Keywords: academic consciousness and everyday consciousness; existential layer of being; being and consciousness metamorphoses; science's self-awareness and everyday consciousness' self-awareness; amazement not bringing up to philosophy.

Во времена, не столь уж далекие, академик Т. И. Ойзерман писал в «Вопросах философии» о том, как онаучивается обыденное сознание, как в него проникают понятия науки. Что там имелось в виду под научными понятиями, вопрос другой, но исполненный марксистскими представлениями академик-философ, написавший знаменитый труд «Формирование философии марксизма» и получивший за это дело Государственную премию, в перестроечные времена, принюхавшись к нахлынувшей «мудрости» алкающих лавочников, бежал с полей коммунистических представлений в другие необозримые поля мировоззренческих просторов.
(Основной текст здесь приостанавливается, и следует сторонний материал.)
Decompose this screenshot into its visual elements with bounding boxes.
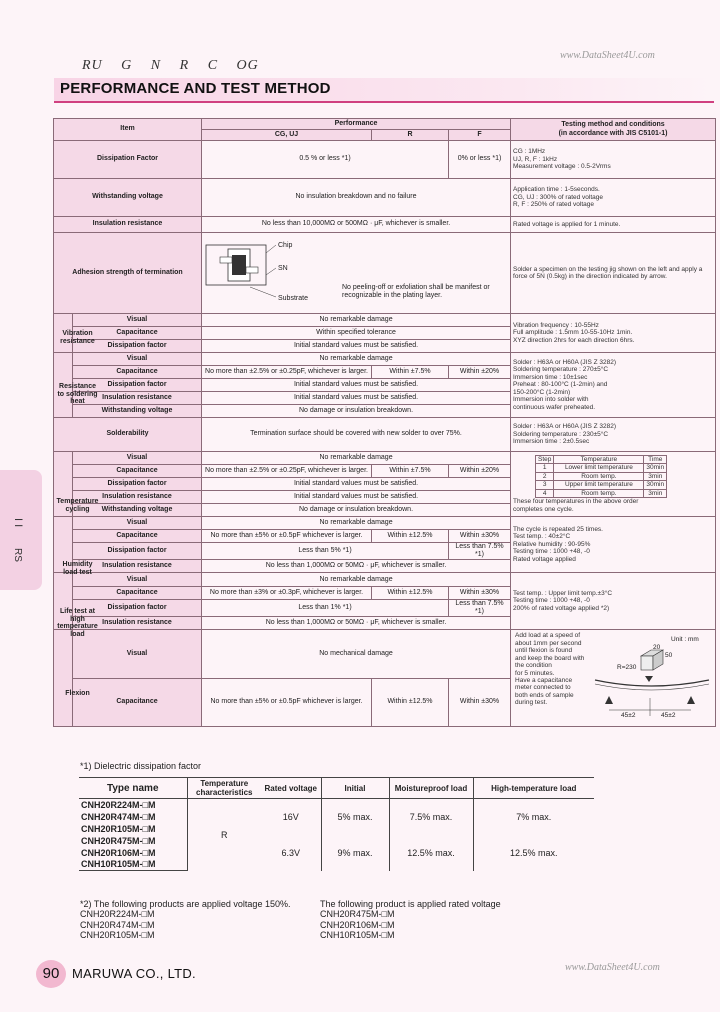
series-labels [82,58,273,74]
step-cell: 30min [644,481,667,489]
perf-soldering-cap-r: Within ±7.5% [372,366,449,379]
dt-header-high: High-temperature load [473,778,594,799]
watermark-bottom: www.DataSheet4U.com [565,962,660,973]
step-cell: Upper limit temperature [554,481,644,489]
test-line: Immersion into solder with [513,396,589,404]
side-tab-text: RS [12,548,23,562]
side-tab-text: I I [12,518,24,528]
test-line: CG, UJ : 300% of rated voltage [513,193,603,201]
test-line: These four temperatures in the above order [513,498,639,506]
test-line: about 1mm per second [515,639,582,647]
test-line: completes one cycle. [513,505,574,513]
flexion-unit: Unit : mm [671,636,699,644]
watermark-top: www.DataSheet4U.com [560,50,655,61]
test-line: The cycle is repeated 25 times. [513,525,603,533]
step-cell: 30min [644,464,667,472]
header-cg-uj: CG, UJ [202,130,372,141]
group-label-temp-cycling: Temperature cycling [56,498,99,513]
test-line: Preheat : 80-100°C (1-2min) and [513,381,608,389]
perf-soldering-insulation: Initial standard values must be satisfied. [202,392,511,405]
sub-dissipation: Dissipation factor [73,379,202,392]
type-name: CNH20R224M-□M [81,799,156,810]
perf-soldering-withstanding: No damage or insulation breakdown. [202,405,511,418]
test-line: Immersion time : 10±1sec [513,373,588,381]
perf-dissipation-f: 0% or less *1) [449,141,511,179]
perf-life-diss-f: Less than 7.5% *1) [449,600,511,617]
type-name: CNH20R475M-□M [81,835,156,846]
test-line: the condition [515,662,552,670]
item-withstanding-voltage: Withstanding voltage [54,179,202,217]
test-line: UJ, R, F : 1kHz [513,155,558,163]
footnote-2-left [80,899,290,940]
cycle-steps-table [535,455,667,498]
test-line: Have a capacitance [515,677,573,684]
footnote-2-item: CNH10R105M-□M [320,930,395,941]
perf-life-diss-cg: Less than 1% *1) [202,600,449,617]
item-dissipation-factor: Dissipation Factor [54,141,202,179]
sub-dissipation: Dissipation factor [73,340,202,353]
flexion-span-left: 45±2 [621,712,636,720]
perf-withstanding: No insulation breakdown and no failure [202,179,511,217]
step-cell: 1 [536,464,554,472]
title-underline [54,101,714,103]
sub-visual: Visual [73,573,202,587]
sub-dissipation: Dissipation factor [73,543,202,560]
label-chip: Chip [278,242,293,249]
perf-insulation: No less than 10,000MΩ or 500MΩ · μF, whichever is smaller. [202,217,511,233]
step-cell: 3min [644,489,667,497]
sub-capacitance: Capacitance [73,587,202,600]
perf-cycling-visual: No remarkable damage [202,452,511,465]
performance-table [53,118,716,727]
test-line: Solder : H63A or H60A (JIS Z 3282) [513,358,616,366]
perf-soldering-dissipation: Initial standard values must be satisfied. [202,379,511,392]
test-line: Rated voltage applied [513,555,576,563]
company-name: MARUWA CO., LTD. [72,966,196,981]
perf-cycling-cap-f: Within ±20% [449,465,511,478]
footnote-2-right [320,899,501,940]
perf-flexion-visual: No mechanical damage [202,630,511,679]
test-line: meter connected to [515,684,571,692]
item-insulation-resistance: Insulation resistance [54,217,202,233]
sub-visual: Visual [73,314,202,327]
group-label-life-test: Life test at high temperature load [57,608,98,639]
sub-capacitance: Capacitance [73,465,202,478]
sub-dissipation: Dissipation factor [73,600,202,617]
test-line: Testing time : 1000 +48, -0 [513,548,590,556]
perf-adhesion: No peeling-off or exfoliation shall be manifest or recognizable in the plating layer. [342,284,490,300]
test-flexion [511,630,716,727]
test-line: Soldering temperature : 230±5°C [513,430,609,438]
test-line: 200% of rated voltage applied *2) [513,604,610,612]
perf-humidity-cap-f: Within ±30% [449,530,511,543]
dt-tc-value: R [187,799,261,871]
footnote-2-item: CNH20R106M-□M [320,919,395,930]
header-f: F [449,130,511,141]
step-cell: Lower limit temperature [554,464,644,472]
test-line: XYZ direction 2hrs for each direction 6hrs. [513,336,635,344]
test-line: for 5 minutes. [515,669,555,677]
step-cell: Room temp. [554,489,644,497]
footnote-2-item: CNH20R474M-□M [80,919,155,930]
group-label-soldering-heat: Resistance to soldering heat [57,383,98,406]
page-number-badge [36,960,66,988]
dt-g1-initial: 5% max. [321,799,389,835]
perf-life-visual: No remarkable damage [202,573,511,587]
perf-life-cap-f: Within ±30% [449,587,511,600]
side-tab [0,470,42,590]
perf-soldering-cap-cg: No more than ±2.5% or ±0.25pF, whichever is larger. [202,366,372,379]
perf-vibration-capacitance: Within specified tolerance [202,327,511,340]
dt-header-tc: Temperature characteristics [187,778,261,799]
perf-soldering-visual: No remarkable damage [202,353,511,366]
label-substrate: Substrate [278,295,308,302]
header-testing [511,119,716,141]
sub-withstanding: Withstanding voltage [73,504,202,517]
dt-header-initial: Initial [321,778,389,799]
perf-humidity-diss-cg: Less than 5% *1) [202,543,449,560]
dt-g1-moist: 7.5% max. [389,799,473,835]
item-adhesion-strength: Adhesion strength of termination [54,233,202,314]
test-life [511,573,716,630]
dt-g2-initial: 9% max. [321,835,389,871]
sub-insulation: Insulation resistance [73,491,202,504]
header-testing-text: Testing method and conditions [561,121,665,129]
footnote-1: *1) Dielectric dissipation factor [80,761,202,771]
test-insulation: Rated voltage is applied for 1 minute. [511,217,716,233]
test-line: and keep the board with [515,654,585,662]
perf-flexion-cap-r: Within ±12.5% [372,678,449,727]
dt-voltage-6v: 6.3V [281,847,300,858]
test-line: Vibration frequency : 10-55Hz [513,321,599,329]
perf-life-cap-cg: No more than ±3% or ±0.3pF, whichever is larger. [202,587,372,600]
label-sn: SN [278,265,288,272]
type-name: CNH20R474M-□M [81,811,156,822]
perf-flexion-cap-cg: No more than ±5% or ±0.5pF whichever is larger. [202,678,372,727]
series-label: RU [82,58,103,73]
item-solderability: Solderability [54,418,202,452]
sub-visual: Visual [73,517,202,530]
series-label: R [179,58,190,73]
sub-visual: Visual [73,630,202,679]
perf-humidity-cap-cg: No more than ±5% or ±0.5pF whichever is larger. [202,530,372,543]
sub-visual: Visual [73,452,202,465]
flexion-dim-20: 20 [653,644,661,652]
test-line: Testing time : 1000 +48, -0 [513,597,590,605]
dt-header-type: Type name [79,778,187,799]
test-line: Full amplitude : 1.5mm 10-55-10Hz 1min. [513,329,633,337]
perf-soldering-cap-f: Within ±20% [449,366,511,379]
test-solderability [511,418,716,452]
test-withstanding [511,179,716,217]
sub-capacitance: Capacitance [73,366,202,379]
test-line: Relative humidity : 90-95% [513,540,591,548]
header-r: R [372,130,449,141]
item-flexion [54,630,73,727]
test-temp-cycling [511,452,716,517]
sub-insulation: Insulation resistance [73,617,202,630]
sub-capacitance: Capacitance [73,530,202,543]
group-label-vibration: Vibration resistance [60,330,95,345]
step-cell: Room temp. [554,472,644,480]
dt-voltage-16v: 16V [282,811,299,822]
header-testing-sub: (in accordance with JIS C5101-1) [558,129,668,137]
sub-capacitance: Capacitance [73,327,202,340]
perf-solderability: Termination surface should be covered with new solder to over 75%. [202,418,511,452]
footnote-2-item: CNH20R224M-□M [80,909,155,920]
footnote-2-title: *2) The following products are applied voltage 150%. [80,899,291,909]
perf-cycling-cap-cg: No more than ±2.5% or ±0.25pF, whichever is larger. [202,465,372,478]
dt-g1-high: 7% max. [473,799,594,835]
perf-cycling-dissipation: Initial standard values must be satisfied. [202,478,511,491]
test-line: Immersion time : 2±0.5sec [513,438,590,446]
perf-vibration-visual: No remarkable damage [202,314,511,327]
series-label: C [207,58,219,73]
group-label-flexion: Flexion [65,690,90,697]
perf-humidity-cap-r: Within ±12.5% [372,530,449,543]
flexion-dim-50: 50 [665,652,673,660]
steps-header: Step [536,456,554,464]
perf-flexion-cap-f: Within ±30% [449,678,511,727]
dissipation-factor-table [79,777,594,871]
sub-visual: Visual [73,353,202,366]
dt-g2-moist: 12.5% max. [389,835,473,871]
footnote-2-right-title: The following product is applied rated voltage [320,899,501,909]
dt-header-moist: Moistureproof load [389,778,473,799]
test-dissipation [511,141,716,179]
adhesion-diagram-cell [202,233,511,314]
test-vibration [511,314,716,353]
perf-cycling-cap-r: Within ±7.5% [372,465,449,478]
group-label-humidity: Humidity load test [62,561,93,576]
test-soldering-heat [511,353,716,418]
perf-humidity-diss-f: Less than 7.5% *1) [449,543,511,560]
test-line: R, F : 250% of rated voltage [513,201,594,209]
test-line: Soldering temperature : 270±5°C [513,366,609,374]
test-line: 150-200°C (1-2min) [513,388,571,396]
test-adhesion: Solder a specimen on the testing jig shown on the left and apply a force of 5N (0.5kg) in the direction indicated by arrow. [511,233,716,314]
test-line: both ends of sample [515,691,574,699]
dt-header-voltage: Rated voltage [261,778,321,799]
sub-insulation: Insulation resistance [73,392,202,405]
adhesion-jig-diagram [202,233,511,313]
perf-dissipation-cg: 0.5 % or less *1) [202,141,449,179]
perf-cycling-insulation: Initial standard values must be satisfied. [202,491,511,504]
type-name: CNH10R105M-□M [79,859,187,871]
step-cell: 2 [536,472,554,480]
header-item: Item [54,119,202,141]
perf-humidity-visual: No remarkable damage [202,517,511,530]
test-line: continuous wafer preheated. [513,403,596,411]
perf-vibration-dissipation: Initial standard values must be satisfied. [202,340,511,353]
page-number: 90 [42,965,60,982]
sub-dissipation: Dissipation factor [73,478,202,491]
page-title: PERFORMANCE AND TEST METHOD [60,80,331,97]
series-label: N [150,58,162,73]
series-label: OG [236,58,259,73]
perf-cycling-withstanding: No damage or insulation breakdown. [202,504,511,517]
step-cell: 4 [536,489,554,497]
flexion-text [515,632,584,707]
test-line: CG : 1MHz [513,148,546,156]
perf-humidity-insulation: No less than 1,000MΩ or 50MΩ · μF, whichever is smaller. [202,560,511,573]
step-cell: 3 [536,481,554,489]
footnote-2-item: CNH20R105M-□M [80,930,155,941]
footnote-2-item: CNH20R475M-□M [320,909,395,920]
test-line: Solder : H63A or H60A (JIS Z 3282) [513,423,616,431]
sub-capacitance: Capacitance [73,678,202,727]
title-banner [54,78,714,101]
flexion-radius: R=230 [617,664,637,672]
test-line: Add load at a speed of [515,632,581,640]
test-line: until flexion is found [515,647,573,655]
perf-life-insulation: No less than 1,000MΩ or 50MΩ · μF, whichever is smaller. [202,617,511,630]
series-label: G [121,58,133,73]
test-line: Test temp. : 40±2°C [513,533,571,541]
type-name: CNH20R105M-□M [81,823,156,834]
test-line: Application time : 1-5seconds. [513,186,600,194]
dt-g2-high: 12.5% max. [473,835,594,871]
step-cell: 3min [644,472,667,480]
test-line: Test temp. : Upper limit temp.±3°C [513,589,613,597]
sub-withstanding: Withstanding voltage [73,405,202,418]
test-humidity [511,517,716,573]
steps-header: Time [644,456,667,464]
type-name: CNH20R106M-□M [81,847,156,858]
header-performance: Performance [202,119,511,130]
sub-insulation: Insulation resistance [73,560,202,573]
perf-life-cap-r: Within ±12.5% [372,587,449,600]
test-line: Measurement voltage : 0.5-2Vrms [513,163,611,171]
flexion-span-right: 45±2 [661,712,676,720]
steps-header: Temperature [554,456,644,464]
test-line: during test. [515,699,548,707]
А понятия науки, вживаясь в обыденное сознание, порождают удивительные вещи. Порождают таких кентавров, где различить человеческую голову и животное тело становится не под силу даже тому самому научному сознанию. Чего, например, стоят «запредельные» измерения бытия, многомерные пространства, помещенные в обыденное сознание и вывернутые из него представляемым образом многомерной реальности, физические поля, проникшие в примитивные представления о психике человека и т. д.

Такое онаучивание сознания легко оборачивается его мистификацией. Не только в руках мошенников, юродивых и сумасшедших. Но и в умах твердолобых, прочно стоящих на земле обывателей с выверенным прицелом мелкобуржуазного сознания. А там, где «научные понятия» ложатся на почву догматического мышления, примитивность этого мышления получает в образе этих понятий себе авторитетного адвоката.

Конечно, можно было бы сказать, что и обыденное сознание проникает в науку — если бы оно там не было изначально.

Схематизмы этого сознания выстраивают логику мышления ученых мужей, и эта логика активно штурмует проблемы науки. «Мозговой штурм» — всего лишь невинная метода в спектре ее попыток ассимиляции истины. А теорий научного творчества, заквашенных на примитивных представлениях о «фундаментальных силах» бытия, — не счесть. Наука бродит по полям действительности с не меньшими фантазиями, чем то делает сознание обыденное. Оправдывая любой бред несомненной истиной, что без фантазии не было бы науки. И производит, повторю, эти фантазии на основе логики обыденного сознания. Обыденное же сознание, смиренное в своем самосознании, ибо чувствует узость своего бытия, ниц падает перед священными терминами науки. А бойкие люди из числа «пассионарных» сооружают целые гирлянды их и «делают науку». Философия же, призванная по своему существу преодолевать любой миф, по необходимости сопровождающий обыденное сознание, заглядывающее за пределы быта, — эта философия сама не прочь обосновывать это сознание его собственными «истинами». Эти «истины» столь вездесущи, что проглядывают во всех сферах науки, если эта наука не умеет вычистить себя до «однозначной» строгости своих познавательных средств.

Позитивизм и выступил адептом этих обыденных схем сознания и сегодня, с государственного соизволения, оплодотворяет научное мышление, этими же схемами и исполненное. Получился экстаз. И всем стало хорошо, ибо «свободно» плутать по полям многоразличных представлений в мире запутанной действительности — это «кайф непередаваемых ощущений». Бессознательно, в чувстве радости, захватывающих неисчерпаемые просторы Вселенной и глубины человеческих чувств. Ну кто только

не повторяет известную кантовскую мысль, выражающую удивление по поводу «звездного неба надо мной и морального закона во мне»?!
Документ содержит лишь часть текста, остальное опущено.